209 Add a comma before "but also"

Section 3:
This review sounds very generic about mass trapping. The content wavers between generic and specific to the Elateridae and Scarabaeidae. This is confusing. I would recommend moving the generic information about mass trapping to a single paragraph in the Section 1 introduction, and moving the content specifically about the pests to their relevant sections.

Section 4:
dd more papers from outside Europe to this review. Any research paper on mass trapping of pest wireworms or pest scarabs anywhere in the world should be included in this review. There are lessons to be learned from everywhere. [The authors may decide that Scarabaeidae is too big, and to limit their review to wireworms. That is fine, even though the comparisons presented in Section 6 are well done.]

482 Italicize Beauvaria

Author Response

Dear reviewer, my responses to your comments and suggestions are available in the attachment.

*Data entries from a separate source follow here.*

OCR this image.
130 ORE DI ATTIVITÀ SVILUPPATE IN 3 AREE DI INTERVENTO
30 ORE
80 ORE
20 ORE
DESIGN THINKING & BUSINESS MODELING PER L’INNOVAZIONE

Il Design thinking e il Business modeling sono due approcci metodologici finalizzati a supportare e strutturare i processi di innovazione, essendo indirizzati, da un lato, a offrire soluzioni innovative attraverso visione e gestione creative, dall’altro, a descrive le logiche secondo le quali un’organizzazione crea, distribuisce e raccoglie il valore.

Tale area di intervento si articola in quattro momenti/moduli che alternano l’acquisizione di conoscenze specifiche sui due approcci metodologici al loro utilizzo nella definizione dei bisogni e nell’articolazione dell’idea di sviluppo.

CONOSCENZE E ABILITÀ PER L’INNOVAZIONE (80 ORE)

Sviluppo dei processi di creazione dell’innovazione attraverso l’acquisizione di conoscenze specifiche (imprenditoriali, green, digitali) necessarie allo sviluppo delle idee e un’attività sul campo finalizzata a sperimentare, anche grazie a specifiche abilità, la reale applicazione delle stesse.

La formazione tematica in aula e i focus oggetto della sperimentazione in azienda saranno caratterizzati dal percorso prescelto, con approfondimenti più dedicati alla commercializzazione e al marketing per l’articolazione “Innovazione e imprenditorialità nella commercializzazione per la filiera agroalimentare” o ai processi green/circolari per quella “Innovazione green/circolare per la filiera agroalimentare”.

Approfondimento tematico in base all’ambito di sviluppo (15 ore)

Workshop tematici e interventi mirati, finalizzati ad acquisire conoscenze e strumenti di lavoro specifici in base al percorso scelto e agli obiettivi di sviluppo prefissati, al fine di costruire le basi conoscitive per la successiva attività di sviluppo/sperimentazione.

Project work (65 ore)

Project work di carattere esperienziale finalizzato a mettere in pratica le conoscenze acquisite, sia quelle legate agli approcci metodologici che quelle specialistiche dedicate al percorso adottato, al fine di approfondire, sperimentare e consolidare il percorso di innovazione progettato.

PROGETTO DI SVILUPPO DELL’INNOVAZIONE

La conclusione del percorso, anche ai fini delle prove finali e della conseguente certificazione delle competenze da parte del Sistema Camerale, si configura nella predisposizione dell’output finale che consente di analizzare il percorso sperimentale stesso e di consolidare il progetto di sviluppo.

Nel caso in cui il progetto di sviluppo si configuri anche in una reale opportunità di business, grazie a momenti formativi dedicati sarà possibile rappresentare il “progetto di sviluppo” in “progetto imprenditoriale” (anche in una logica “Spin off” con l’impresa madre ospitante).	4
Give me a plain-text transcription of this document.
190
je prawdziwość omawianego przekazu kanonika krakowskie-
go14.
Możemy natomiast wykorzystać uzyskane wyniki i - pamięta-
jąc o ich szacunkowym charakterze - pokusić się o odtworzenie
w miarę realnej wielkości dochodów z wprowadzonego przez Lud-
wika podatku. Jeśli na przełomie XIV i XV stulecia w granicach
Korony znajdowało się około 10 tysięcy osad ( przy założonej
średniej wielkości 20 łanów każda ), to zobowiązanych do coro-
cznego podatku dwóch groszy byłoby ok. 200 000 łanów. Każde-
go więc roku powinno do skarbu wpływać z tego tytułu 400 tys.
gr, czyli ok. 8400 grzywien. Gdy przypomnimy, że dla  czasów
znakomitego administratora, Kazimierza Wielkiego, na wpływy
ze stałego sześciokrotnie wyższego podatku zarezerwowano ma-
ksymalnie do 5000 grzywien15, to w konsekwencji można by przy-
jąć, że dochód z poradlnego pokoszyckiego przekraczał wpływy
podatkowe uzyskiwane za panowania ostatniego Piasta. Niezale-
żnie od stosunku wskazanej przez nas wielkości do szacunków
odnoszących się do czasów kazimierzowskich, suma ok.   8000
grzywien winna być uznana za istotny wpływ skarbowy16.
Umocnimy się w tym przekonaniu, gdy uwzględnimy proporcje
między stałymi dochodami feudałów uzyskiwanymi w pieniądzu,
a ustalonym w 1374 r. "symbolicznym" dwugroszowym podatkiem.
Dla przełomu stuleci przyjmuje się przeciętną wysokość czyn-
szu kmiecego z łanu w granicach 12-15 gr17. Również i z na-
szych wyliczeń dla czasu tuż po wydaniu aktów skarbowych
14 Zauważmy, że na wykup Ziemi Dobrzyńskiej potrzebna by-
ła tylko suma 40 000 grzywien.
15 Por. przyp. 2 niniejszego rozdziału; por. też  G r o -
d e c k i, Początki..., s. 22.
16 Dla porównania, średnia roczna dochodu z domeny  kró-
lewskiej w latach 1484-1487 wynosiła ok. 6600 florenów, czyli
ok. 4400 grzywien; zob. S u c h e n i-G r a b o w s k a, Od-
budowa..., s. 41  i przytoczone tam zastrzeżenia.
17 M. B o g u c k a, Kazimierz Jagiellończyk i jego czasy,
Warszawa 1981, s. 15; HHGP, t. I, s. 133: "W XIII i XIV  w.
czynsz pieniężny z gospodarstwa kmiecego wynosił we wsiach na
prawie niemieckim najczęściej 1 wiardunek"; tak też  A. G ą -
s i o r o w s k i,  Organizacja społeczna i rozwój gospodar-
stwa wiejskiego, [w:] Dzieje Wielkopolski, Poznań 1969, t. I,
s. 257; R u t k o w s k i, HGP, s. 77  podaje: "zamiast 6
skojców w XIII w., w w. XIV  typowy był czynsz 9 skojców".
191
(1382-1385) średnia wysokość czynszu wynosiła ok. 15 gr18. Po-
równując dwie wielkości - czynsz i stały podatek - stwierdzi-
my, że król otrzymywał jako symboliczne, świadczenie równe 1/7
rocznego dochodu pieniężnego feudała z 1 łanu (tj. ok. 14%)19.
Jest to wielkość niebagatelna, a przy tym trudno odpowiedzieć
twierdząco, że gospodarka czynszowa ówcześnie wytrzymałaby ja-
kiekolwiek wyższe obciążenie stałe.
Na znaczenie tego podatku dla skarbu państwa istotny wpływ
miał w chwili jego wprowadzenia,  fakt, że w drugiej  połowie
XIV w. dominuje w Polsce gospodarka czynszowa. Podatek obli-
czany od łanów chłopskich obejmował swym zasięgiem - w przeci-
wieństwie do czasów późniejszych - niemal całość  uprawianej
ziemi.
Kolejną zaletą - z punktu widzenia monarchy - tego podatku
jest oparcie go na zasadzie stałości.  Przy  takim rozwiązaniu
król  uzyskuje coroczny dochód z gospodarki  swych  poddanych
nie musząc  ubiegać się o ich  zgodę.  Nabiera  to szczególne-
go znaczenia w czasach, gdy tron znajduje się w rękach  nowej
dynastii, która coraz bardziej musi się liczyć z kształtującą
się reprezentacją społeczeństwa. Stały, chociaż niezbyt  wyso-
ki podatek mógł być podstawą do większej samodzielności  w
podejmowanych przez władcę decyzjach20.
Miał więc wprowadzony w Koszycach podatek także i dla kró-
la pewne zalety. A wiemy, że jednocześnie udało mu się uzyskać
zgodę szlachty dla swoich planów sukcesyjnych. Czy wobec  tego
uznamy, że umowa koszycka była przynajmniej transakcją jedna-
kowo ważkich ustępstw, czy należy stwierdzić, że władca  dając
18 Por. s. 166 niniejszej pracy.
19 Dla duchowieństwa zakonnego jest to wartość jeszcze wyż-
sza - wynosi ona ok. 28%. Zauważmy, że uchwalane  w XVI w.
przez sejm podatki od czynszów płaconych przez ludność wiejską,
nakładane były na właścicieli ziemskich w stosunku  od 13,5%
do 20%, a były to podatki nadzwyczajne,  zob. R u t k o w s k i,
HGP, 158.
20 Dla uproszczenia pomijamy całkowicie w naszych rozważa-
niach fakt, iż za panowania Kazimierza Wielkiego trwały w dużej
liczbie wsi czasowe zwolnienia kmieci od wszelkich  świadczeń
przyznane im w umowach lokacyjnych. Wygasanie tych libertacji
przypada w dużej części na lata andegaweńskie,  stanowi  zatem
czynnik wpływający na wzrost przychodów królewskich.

Kind regards, Stane Trdan (the corresponding author)

Author Response File: Author Response.pdf

Round 2

Reviewer 2 Report

Comments and Suggestions for Authors

The authors have adequately addressed my points.

Reviewer 3 Report

Comments and Suggestions for Authors

The previous version of the paper focused on scarabs and wireworms in Slovenia. This revision focuses just on Scarabs in crops and grasslands, and globally. 

While there are scarab pests outside grasslands, the review does well within the narrowly defined topic. This is a great improvement.

I have no further comments. The English is superb. The review is sufficient. I say accept.